Uma paz estável e duradoura não é um processo de vitoriosos e derrotados. É um processo ganha-ganha e que visa desarmar reciprocamente as partes, inclui-las na vida civil e na social e também garantir oportunidades de representação política e de prosperidade econômica. A paz positiva –para invocar o sociólogo norueguês Johan Galtung– é aquela que vai muito além da ausência de guerra, é aquela que tem as marcas das democracias política, econômica e social e a dos direitos humanos também.

O primeiro grande desafio do roteiro da paz é o de que ele seja formalmente aprovado pelo povo colombiano por meio de um referendo que ocorrerá em outubro de 2016. Ou seja, não basta que o Congresso colombiano se manifeste, o tema é por demasiado transcendente para ficar nas mãos do voto indireto. Esse passo crucial dará legitimidade a tudo o que foi longa e pacientemente negociado pelas partes interessadas. Se exitosa essa etapa, o acordo será de toda a sociedade.

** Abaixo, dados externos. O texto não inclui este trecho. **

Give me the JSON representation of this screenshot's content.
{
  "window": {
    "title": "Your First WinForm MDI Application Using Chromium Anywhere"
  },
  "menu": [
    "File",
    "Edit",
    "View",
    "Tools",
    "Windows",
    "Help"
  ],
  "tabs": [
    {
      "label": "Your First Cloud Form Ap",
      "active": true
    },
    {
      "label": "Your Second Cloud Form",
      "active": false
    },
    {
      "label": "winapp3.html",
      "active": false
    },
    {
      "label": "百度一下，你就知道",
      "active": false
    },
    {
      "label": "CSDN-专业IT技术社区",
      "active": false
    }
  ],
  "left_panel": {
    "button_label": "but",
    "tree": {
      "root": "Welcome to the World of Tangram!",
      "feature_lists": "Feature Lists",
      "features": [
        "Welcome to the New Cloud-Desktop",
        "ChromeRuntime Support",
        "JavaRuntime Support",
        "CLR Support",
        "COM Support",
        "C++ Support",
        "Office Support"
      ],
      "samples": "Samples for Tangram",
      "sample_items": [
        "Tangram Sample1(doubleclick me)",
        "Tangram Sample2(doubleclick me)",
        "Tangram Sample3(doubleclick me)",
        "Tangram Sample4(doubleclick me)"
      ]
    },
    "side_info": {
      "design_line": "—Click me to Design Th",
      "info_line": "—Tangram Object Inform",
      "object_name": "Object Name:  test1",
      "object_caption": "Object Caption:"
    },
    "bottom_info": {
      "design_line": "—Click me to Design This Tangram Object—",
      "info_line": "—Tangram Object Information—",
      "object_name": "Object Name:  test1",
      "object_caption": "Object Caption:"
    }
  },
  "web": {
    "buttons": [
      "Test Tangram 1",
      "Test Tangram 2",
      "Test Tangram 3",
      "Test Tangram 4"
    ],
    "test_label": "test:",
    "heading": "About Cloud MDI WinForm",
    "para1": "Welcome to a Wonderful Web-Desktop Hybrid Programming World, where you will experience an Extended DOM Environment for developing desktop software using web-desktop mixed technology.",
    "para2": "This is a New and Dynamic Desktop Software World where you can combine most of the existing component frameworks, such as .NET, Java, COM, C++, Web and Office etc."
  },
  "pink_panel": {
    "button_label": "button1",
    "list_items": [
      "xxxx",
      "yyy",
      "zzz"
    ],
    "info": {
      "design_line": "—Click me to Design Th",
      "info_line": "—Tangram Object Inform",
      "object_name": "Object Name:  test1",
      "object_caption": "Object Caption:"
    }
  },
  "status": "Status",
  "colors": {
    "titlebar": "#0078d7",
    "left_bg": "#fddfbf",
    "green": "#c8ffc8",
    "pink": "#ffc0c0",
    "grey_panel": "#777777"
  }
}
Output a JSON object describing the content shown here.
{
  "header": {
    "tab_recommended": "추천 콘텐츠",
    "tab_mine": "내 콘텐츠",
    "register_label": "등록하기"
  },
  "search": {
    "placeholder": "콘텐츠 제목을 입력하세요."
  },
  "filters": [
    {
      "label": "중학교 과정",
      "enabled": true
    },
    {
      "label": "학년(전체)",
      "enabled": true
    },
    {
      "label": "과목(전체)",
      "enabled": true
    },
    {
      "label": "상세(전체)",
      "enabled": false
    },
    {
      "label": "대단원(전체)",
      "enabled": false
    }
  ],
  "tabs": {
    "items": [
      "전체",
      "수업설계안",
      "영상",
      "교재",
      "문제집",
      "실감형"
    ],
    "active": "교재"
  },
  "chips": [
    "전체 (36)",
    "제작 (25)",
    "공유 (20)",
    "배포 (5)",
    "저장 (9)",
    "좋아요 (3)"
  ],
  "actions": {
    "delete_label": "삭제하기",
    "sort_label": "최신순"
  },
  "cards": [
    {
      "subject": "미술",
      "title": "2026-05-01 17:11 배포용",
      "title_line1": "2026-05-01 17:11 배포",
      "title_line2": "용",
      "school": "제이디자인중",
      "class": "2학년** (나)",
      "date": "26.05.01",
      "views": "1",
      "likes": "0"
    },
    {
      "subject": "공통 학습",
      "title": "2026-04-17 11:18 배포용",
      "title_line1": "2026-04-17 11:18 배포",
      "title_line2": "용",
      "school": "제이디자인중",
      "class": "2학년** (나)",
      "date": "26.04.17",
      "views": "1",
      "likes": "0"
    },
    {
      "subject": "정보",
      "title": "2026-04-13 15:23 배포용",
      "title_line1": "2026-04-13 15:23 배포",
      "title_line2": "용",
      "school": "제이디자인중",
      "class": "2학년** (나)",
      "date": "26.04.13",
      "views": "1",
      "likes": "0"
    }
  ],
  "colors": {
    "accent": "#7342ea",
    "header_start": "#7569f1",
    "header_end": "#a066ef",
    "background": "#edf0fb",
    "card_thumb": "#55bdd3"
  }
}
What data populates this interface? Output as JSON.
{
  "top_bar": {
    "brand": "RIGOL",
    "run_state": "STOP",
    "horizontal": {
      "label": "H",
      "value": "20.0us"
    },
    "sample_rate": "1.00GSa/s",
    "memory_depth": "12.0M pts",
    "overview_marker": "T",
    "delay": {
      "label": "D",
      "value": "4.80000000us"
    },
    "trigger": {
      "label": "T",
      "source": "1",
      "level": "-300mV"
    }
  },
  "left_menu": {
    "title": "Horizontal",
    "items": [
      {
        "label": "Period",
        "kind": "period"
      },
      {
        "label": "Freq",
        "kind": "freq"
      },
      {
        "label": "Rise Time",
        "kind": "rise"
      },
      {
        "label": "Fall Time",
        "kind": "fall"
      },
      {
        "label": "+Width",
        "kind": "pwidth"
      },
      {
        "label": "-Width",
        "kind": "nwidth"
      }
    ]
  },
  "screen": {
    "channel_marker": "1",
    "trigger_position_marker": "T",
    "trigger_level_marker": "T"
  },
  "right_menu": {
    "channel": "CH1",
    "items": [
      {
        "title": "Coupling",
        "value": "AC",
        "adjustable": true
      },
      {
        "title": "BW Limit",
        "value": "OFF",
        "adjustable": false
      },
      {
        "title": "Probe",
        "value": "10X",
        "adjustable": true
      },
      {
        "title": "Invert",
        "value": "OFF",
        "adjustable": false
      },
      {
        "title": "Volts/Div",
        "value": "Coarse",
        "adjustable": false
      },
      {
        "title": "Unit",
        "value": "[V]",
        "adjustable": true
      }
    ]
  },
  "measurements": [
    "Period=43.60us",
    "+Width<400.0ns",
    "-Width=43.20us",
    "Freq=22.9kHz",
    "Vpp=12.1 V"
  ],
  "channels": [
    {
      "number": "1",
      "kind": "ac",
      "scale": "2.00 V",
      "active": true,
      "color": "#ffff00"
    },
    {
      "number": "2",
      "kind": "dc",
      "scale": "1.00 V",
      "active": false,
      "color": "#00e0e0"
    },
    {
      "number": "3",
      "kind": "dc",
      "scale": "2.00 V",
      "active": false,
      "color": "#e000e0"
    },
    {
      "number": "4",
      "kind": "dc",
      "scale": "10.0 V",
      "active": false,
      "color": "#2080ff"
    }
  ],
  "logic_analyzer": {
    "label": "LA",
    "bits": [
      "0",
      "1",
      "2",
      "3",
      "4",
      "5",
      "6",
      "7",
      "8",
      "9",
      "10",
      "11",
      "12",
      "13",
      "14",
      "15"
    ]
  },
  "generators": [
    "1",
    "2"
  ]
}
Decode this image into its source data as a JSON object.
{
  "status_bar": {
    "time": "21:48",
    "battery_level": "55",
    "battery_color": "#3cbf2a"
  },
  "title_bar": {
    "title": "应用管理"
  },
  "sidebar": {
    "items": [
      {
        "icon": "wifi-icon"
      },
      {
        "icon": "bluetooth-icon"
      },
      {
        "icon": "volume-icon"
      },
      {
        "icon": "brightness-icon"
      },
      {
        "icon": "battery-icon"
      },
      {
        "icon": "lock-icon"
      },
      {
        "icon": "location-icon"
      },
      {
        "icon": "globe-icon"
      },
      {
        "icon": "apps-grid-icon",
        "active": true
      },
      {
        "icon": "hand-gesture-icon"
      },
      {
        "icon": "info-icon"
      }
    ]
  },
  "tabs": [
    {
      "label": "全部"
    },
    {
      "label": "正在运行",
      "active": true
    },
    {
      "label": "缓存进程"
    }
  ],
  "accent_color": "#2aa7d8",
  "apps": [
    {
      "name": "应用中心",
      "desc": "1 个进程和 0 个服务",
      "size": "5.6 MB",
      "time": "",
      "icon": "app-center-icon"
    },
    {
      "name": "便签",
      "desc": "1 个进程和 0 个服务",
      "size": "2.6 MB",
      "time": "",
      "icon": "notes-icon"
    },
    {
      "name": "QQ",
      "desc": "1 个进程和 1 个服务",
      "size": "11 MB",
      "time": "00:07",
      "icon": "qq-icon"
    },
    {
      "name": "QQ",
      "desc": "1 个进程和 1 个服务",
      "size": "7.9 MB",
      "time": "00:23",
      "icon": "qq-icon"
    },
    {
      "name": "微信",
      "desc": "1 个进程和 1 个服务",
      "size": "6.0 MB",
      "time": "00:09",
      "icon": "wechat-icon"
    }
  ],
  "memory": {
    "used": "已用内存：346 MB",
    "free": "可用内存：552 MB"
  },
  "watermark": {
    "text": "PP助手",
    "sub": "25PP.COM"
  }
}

Já o segundo grande desafio será lidar com os julgamentos de quem praticou crimes de guerra e graves violações aos direitos humanos. Esse é um capítulo extremamente delicado em todos os processos de construção da paz e que é conhecido como “justiça de transição”. Sabe-se, pela experiência de diversos processos de apaziguamento, que não pode haver anistia plena nem punições radicais nos mesmos moldes dos tribunais comuns. Deve ser um meio-termo, uma alternativa que contribua para impedir a impunidade, mas que colabore para reconciliar aqueles adversários que a letra do acordo, por si só, não aproxima.

O terceiro grande desafio é a reincorporação dos combatentes –sobretudo, os das Farc– às vidas civil e política. Muitos passaram a maior parte de seus anos na selva, não cursaram a escola formal e necessitam de apoio e oportunidades para esse “retorno”.

Por fim, o quarto grande desafio é garantir acesso aos meios de produção econômica –em especial, ao direito à terra–, o que implica numa reforma agrária que beneficie os antigos guerrilheiros, assim garantindo seu direito à propriedade. No entanto, essa foi uma das questões estruturais que geraram o conflito colombiano, nos anos 1960.

A expectativa da aprovação contundente do acordo pela população é grande, dentro e fora da Colômbia, apesar de haver a oposição de setores conservadores que preferiam derrotar militarmente as Farc, o que significaria gerar massacres e fomentar apenas uma paz negativa –frágil, artificial e incompleta. O roteiro da paz é, nesse sentido, uma promessa factível, que depende da confiança, do apoio e da fé da maioria.